MÁRIO CLÁUDIO

Nome completo

Rui Manuel Pinto Barbot Costa

Nascimento

o6 de novembro de 1941

Porto, Portugal

Profissão

Escritor

No âmbito das comemorações dos 150 anos do nascimento de Raul Brandão, Mário Cláudio esteve à conversa com Sérgio Almeida, na Biblioteca Municipal Raul Brandão, no dia 19, e o Mais Guimarães acompanhou mais uma edição Húmus – Festival Literário de Guimarães.

Publicou com o nome próprio, uma vez que “Mário Cláudio” é pseudónimo, um Estudo do Analfabetismo em Portugal, obra que reúne a sua tese de mestrado e uma comunicação apresentada no 6.° Encontro de Bibliotecários, Arquivistas e Documentalistas Portugueses, em 1978.

Proveniente de uma família burguesa, como atesta o seu apelido de origem francesa Barbot. O escritor viveu a sua infância na zona da Boavista, no Porto. Experiência que acumulou até aos dias de hoje e que lhe garante um dos grandes benefícios da idade: a perda da vergonha. “Isso é positivo. A opinião dos outros é cada vez mais indiferente. Claro que respeitamos as opiniões dos outros. Isso manifesta-se na reação das críticas. Uma má crítica quando se tem 30 ou 40 anos pesa mais do que quando se tem 60 ou 70. Vemos que as coisas são muito relativas. O que hoje é bom, amanhã pode ser mentira. Creio que um ficcionista é alguém que tem de ter um contacto com o mundo”, lembrou.
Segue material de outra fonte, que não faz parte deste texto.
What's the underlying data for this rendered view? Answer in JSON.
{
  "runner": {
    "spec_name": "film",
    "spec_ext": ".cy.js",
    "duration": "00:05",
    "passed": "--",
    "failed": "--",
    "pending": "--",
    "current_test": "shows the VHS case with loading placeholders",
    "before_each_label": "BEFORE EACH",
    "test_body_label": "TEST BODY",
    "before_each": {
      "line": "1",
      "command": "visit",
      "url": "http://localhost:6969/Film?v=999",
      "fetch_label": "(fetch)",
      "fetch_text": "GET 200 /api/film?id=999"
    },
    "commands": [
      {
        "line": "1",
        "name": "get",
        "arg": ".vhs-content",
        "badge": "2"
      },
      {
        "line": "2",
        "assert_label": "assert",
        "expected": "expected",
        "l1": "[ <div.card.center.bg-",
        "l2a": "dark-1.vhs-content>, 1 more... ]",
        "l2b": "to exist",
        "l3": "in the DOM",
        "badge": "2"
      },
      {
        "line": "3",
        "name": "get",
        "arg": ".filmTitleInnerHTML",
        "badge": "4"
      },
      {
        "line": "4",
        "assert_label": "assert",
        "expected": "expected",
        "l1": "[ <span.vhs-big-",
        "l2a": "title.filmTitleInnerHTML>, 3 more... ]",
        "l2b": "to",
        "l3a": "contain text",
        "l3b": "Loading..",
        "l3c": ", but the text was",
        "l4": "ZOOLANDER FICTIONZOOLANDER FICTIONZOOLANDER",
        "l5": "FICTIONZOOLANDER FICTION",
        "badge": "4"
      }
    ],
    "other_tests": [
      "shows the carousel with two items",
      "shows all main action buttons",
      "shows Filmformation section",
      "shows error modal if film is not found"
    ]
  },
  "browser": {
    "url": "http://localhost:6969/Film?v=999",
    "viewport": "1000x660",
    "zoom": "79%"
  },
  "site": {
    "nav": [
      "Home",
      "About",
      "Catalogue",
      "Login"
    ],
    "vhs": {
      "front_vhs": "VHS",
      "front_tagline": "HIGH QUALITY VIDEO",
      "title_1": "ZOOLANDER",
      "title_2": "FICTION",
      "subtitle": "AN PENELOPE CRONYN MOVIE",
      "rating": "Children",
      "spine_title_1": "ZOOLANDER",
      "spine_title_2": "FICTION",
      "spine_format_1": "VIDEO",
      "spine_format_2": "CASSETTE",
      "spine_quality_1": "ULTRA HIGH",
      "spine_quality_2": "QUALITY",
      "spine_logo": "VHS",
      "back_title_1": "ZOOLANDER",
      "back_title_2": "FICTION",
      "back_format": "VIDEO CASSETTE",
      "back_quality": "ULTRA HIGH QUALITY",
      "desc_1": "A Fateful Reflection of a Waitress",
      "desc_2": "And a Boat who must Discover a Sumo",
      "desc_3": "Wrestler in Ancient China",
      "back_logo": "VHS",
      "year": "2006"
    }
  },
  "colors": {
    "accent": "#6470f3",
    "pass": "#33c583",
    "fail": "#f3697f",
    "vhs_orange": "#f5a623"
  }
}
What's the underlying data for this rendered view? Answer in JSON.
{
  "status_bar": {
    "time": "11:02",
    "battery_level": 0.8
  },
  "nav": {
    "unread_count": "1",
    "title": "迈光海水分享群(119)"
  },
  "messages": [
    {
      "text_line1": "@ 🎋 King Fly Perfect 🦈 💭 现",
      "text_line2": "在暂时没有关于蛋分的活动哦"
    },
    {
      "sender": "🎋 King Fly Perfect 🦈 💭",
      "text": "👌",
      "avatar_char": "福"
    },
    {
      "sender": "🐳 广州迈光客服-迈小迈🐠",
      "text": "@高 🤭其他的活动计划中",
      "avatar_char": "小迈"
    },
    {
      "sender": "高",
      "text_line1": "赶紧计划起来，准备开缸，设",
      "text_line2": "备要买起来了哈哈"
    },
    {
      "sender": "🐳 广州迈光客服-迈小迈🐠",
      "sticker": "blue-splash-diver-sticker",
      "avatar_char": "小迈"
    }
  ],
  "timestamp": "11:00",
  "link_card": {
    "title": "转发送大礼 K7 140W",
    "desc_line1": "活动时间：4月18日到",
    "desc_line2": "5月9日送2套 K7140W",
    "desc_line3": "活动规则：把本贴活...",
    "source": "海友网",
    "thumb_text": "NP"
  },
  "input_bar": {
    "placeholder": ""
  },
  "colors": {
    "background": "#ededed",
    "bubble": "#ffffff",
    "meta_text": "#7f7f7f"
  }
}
Ficcionista, poeta, dramaturgo e ensaísta, o seu trabalho tem recebido várias distinções, entre elas, o Grande Prémio de Romance e Novela da Associação Portuguesa de Escritores, o prémio de ficção do P.E.N. Clube e os prémios Eça de Queirós, Vergílio Ferreira e Fernando Namora. A 09 de Junho de 2000 foi eleito Comendador da Ordem Militar de Sant’Iago da Espada.

Quando questionado sobre a liberdade do escritor, Mário Cláudio foi perentório: “nunca se é totalmente livre. À medida que os anos vão passando vai se adquirindo uma espécie de ‘grande angular’ e há determinadas situações que se repetem e temos de estar atentos”. Por isso, defende que se deve “acumular experiências, não como cobaias, mas através de encontros. Por isso, não se encontram tantos ficcionistas jovens”.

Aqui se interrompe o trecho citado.